Victoria's Chief Health Officer, Brett Sutton, also took to Twitter on Tuesday to issue a stern warning to those who might think four days of zero new coronavirus cases means the state is out of the danger zone.
"Why is getting to very low/no cases and keeping them there so important?" Professor Sutton tweeted with a graph depicting Switzerland's coronavirus cases soaring from three in June to 10,000 a day in October.
"Three cases on June 3 and now 10,000 per day and rising exponentially. If you don't crush this virus, it could crush you."
Health Minister Martin Foley also urged beachgoers to follow the COVID-19 rules.
“We’d encourage anyone who’s going to the beach, anyone who’s going out today, to take a couple of masks. Wet masks are not effective,” he said.
“If you’re on the beach, if you’re in the park, wear a mask.

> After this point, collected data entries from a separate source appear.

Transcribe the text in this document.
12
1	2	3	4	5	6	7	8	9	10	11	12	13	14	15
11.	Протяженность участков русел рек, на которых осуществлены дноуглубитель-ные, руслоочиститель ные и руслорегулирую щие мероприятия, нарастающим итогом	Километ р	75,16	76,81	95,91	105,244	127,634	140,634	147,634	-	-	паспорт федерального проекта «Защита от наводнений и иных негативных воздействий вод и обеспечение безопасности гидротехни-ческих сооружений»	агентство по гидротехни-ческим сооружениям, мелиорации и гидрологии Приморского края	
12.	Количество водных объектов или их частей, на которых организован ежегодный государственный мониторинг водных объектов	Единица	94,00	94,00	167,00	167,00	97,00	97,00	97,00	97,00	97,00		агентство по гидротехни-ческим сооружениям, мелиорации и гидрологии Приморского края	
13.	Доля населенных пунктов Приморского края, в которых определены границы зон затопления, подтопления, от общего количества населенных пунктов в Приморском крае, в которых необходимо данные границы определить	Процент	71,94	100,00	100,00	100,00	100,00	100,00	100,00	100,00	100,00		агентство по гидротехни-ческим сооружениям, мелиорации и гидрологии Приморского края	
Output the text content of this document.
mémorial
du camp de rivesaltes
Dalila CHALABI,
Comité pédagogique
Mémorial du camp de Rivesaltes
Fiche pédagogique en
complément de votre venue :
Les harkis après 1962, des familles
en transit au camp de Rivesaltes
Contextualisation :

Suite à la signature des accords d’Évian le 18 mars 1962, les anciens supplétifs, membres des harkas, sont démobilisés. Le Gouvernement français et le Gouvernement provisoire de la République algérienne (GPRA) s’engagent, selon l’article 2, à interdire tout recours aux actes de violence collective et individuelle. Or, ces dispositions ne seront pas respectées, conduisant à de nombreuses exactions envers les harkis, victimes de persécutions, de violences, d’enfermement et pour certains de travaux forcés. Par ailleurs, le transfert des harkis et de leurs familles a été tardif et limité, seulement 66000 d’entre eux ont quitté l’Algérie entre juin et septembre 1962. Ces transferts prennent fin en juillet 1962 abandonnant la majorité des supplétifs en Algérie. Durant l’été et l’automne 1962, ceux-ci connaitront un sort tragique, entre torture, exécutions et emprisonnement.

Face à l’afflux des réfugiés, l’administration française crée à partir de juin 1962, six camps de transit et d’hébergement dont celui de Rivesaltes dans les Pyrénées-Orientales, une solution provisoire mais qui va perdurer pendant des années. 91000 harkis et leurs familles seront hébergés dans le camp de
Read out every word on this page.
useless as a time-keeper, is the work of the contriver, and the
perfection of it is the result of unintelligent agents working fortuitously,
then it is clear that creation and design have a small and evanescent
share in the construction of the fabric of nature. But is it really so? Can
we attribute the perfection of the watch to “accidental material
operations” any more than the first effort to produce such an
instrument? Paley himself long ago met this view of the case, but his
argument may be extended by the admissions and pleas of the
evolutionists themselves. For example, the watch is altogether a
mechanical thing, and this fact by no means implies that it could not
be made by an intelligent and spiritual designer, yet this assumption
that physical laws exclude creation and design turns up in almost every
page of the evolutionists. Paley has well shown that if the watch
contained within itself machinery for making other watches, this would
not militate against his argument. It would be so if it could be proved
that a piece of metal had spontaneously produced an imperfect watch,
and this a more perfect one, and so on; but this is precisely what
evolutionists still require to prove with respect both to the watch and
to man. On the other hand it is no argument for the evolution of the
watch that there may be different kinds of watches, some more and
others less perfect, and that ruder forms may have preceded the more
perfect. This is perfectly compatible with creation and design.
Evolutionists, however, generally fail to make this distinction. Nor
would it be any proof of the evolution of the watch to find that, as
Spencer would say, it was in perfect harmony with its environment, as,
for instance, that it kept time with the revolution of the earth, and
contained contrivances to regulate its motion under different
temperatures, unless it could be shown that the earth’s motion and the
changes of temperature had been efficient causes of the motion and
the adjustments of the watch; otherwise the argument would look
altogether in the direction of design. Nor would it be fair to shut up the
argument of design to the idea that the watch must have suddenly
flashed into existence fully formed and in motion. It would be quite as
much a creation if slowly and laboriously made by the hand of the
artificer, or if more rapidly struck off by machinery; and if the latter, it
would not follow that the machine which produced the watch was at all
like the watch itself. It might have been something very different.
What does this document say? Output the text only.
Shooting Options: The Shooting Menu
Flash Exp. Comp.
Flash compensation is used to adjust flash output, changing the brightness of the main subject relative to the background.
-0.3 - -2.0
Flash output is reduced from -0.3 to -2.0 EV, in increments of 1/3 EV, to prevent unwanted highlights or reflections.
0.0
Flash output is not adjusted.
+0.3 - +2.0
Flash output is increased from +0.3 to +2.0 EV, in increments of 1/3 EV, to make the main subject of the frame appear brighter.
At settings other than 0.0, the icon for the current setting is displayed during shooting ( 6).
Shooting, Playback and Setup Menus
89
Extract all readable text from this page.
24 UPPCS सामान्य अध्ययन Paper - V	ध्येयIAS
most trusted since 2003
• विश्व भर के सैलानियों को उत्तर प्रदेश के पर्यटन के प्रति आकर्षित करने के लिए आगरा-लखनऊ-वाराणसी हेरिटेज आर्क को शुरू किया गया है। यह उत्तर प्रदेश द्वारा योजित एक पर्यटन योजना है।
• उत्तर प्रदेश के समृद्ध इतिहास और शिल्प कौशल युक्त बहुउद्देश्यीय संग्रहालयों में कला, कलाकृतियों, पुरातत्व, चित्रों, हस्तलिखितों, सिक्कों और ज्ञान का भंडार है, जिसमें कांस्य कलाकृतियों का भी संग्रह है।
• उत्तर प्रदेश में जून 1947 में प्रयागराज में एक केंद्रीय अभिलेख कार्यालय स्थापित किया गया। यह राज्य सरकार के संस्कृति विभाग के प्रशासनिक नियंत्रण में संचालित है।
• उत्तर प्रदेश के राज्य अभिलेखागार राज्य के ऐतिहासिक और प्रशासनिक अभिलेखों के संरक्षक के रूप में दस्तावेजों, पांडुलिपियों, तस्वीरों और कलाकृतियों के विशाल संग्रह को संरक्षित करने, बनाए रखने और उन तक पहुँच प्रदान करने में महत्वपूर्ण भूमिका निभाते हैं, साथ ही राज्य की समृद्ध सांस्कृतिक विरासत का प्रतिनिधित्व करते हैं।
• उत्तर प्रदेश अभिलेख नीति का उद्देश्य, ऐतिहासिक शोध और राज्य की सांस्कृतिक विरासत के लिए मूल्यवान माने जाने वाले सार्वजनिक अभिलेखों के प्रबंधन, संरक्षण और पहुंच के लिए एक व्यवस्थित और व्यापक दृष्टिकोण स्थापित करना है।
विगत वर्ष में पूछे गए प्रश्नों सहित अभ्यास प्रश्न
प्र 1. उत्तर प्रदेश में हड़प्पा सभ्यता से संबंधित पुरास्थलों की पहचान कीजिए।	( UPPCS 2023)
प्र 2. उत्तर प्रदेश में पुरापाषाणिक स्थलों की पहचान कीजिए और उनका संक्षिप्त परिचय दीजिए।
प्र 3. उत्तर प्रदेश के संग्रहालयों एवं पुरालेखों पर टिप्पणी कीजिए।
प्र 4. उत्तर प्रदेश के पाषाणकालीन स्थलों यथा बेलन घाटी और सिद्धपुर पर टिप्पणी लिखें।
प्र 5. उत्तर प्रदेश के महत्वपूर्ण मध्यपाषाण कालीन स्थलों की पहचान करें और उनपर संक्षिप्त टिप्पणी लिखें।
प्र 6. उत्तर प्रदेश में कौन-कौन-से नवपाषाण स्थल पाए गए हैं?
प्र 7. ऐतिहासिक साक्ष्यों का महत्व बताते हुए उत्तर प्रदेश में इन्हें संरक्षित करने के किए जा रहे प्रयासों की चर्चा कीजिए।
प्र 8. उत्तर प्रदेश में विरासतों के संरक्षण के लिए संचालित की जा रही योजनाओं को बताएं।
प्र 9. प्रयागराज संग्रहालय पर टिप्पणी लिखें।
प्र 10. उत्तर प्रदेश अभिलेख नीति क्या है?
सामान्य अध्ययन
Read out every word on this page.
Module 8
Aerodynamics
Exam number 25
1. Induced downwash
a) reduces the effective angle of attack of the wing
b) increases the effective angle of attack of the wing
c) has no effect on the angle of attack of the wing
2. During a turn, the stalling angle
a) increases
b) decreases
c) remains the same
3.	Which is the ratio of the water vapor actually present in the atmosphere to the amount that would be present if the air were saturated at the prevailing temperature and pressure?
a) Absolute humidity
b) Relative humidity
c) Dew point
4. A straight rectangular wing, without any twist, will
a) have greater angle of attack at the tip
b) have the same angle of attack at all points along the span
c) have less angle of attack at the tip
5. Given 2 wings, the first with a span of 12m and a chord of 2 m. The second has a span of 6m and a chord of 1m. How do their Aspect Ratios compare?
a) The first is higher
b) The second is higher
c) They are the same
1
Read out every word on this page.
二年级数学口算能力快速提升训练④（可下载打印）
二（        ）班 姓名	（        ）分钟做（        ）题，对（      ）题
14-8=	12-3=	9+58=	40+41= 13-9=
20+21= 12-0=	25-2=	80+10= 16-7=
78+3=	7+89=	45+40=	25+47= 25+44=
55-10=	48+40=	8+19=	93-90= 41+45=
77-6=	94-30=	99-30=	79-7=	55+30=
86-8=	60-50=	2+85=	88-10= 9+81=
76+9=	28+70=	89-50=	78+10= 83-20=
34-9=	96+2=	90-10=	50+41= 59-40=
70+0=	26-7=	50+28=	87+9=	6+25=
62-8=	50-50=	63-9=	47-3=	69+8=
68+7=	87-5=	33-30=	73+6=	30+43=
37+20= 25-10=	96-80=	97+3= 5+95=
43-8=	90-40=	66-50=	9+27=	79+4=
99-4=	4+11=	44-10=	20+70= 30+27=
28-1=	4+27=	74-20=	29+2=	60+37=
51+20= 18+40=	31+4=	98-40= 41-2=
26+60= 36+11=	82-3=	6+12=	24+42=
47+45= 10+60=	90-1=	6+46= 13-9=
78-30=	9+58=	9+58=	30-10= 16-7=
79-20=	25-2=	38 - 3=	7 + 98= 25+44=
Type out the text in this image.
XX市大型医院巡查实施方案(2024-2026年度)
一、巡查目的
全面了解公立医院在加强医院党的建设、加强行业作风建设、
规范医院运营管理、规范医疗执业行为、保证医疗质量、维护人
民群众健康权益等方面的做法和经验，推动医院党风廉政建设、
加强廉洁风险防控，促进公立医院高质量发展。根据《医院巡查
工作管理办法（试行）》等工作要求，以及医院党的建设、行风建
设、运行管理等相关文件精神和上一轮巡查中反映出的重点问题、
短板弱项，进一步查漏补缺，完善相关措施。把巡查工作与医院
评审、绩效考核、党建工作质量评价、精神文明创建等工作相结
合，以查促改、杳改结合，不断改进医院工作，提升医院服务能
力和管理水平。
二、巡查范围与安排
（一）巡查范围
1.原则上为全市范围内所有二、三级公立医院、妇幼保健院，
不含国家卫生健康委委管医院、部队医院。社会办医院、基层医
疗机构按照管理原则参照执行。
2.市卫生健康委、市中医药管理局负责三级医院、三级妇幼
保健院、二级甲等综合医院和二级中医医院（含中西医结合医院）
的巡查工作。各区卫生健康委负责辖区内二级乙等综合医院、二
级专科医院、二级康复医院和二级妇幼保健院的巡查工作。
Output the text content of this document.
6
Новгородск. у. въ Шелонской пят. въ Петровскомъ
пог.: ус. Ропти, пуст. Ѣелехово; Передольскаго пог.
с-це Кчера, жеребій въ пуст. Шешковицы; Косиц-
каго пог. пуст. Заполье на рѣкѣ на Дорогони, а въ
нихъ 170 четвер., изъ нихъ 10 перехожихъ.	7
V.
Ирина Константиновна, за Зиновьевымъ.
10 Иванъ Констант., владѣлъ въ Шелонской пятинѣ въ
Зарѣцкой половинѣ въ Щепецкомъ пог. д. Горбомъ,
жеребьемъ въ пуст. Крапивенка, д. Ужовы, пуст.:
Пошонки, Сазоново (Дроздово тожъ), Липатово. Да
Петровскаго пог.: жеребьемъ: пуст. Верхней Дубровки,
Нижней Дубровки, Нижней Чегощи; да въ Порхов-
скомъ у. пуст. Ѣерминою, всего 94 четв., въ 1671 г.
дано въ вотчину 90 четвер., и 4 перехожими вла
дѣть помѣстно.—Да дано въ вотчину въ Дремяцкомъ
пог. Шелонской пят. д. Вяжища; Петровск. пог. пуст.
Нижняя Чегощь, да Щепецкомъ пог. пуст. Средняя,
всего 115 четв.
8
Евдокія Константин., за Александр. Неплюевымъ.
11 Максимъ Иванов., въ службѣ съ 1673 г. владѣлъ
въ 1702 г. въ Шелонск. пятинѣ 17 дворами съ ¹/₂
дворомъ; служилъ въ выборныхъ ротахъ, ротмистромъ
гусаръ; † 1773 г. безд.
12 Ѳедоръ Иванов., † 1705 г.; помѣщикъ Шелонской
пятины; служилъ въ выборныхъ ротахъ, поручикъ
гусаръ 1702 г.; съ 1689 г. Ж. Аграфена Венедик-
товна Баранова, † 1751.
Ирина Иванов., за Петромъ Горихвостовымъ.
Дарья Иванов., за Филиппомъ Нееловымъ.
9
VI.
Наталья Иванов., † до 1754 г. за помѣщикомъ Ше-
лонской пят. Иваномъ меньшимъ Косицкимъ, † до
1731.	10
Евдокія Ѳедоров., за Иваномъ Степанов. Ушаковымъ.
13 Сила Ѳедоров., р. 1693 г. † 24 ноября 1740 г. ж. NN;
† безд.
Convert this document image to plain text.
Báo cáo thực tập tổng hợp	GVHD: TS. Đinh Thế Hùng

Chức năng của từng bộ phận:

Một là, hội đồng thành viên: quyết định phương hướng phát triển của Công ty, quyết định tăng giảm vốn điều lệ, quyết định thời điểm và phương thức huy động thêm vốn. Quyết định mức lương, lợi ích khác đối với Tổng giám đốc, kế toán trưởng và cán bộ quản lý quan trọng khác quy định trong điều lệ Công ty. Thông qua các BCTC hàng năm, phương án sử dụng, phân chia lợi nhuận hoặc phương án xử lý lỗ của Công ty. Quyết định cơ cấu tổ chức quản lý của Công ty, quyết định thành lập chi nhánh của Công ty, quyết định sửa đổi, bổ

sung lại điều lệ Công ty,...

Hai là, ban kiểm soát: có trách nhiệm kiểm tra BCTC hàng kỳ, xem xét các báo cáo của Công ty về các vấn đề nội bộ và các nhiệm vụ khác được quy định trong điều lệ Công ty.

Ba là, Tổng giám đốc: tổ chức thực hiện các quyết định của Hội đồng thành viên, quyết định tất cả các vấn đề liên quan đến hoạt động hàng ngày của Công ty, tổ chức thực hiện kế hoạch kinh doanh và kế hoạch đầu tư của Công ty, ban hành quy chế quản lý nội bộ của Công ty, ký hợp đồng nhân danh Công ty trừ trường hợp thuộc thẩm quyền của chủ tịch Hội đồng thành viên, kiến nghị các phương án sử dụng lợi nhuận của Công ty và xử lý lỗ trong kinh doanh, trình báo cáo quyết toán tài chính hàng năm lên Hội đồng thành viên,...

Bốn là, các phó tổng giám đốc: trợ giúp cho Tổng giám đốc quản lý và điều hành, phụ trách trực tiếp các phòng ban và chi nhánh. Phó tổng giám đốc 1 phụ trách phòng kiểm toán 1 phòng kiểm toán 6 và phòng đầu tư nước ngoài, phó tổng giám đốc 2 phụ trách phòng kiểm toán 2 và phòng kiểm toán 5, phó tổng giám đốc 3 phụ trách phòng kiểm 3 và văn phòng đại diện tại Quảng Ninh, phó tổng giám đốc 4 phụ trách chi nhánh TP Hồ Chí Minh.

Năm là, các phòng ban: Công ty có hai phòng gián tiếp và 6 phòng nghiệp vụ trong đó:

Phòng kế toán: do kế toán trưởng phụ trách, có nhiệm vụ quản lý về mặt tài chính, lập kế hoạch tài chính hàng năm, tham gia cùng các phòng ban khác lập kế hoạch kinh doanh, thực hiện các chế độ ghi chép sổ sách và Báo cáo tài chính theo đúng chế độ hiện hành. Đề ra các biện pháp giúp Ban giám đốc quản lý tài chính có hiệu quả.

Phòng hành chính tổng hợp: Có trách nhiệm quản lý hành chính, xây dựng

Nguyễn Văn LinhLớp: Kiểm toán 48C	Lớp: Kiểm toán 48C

It’s the easiest thing we can all do to do our bit to keep ourselves self, to keep our families safe and to keep Victoria open.”
Meanwhile, the state opposition has called on the Andrews government to turn its attention to rebooting the economy after ABS data released on Monday showed Melbourne suffered a net loss of 8000 people in the three months to June.
Liberal frontbencher David Southwick said Premier Daniel Andrews needed to allow more businesses to reopen to stimulate the economy, but Jobs Minister Martin Pakula stressed that most of the 8000 had moved to regional areas rather than interstate.
“It’s been a tough year and some people have decamped but we don’t expect that to be an going feature of the economy,” he said on ABC radio, pointing to the increasing prevalence of remote working.
There are currently 38 active coronavirus cases in Victoria, the lowest number of active cases in the state since the start of the first wave. During the height of the second wave, there was a peak of 6776 active cases statewide.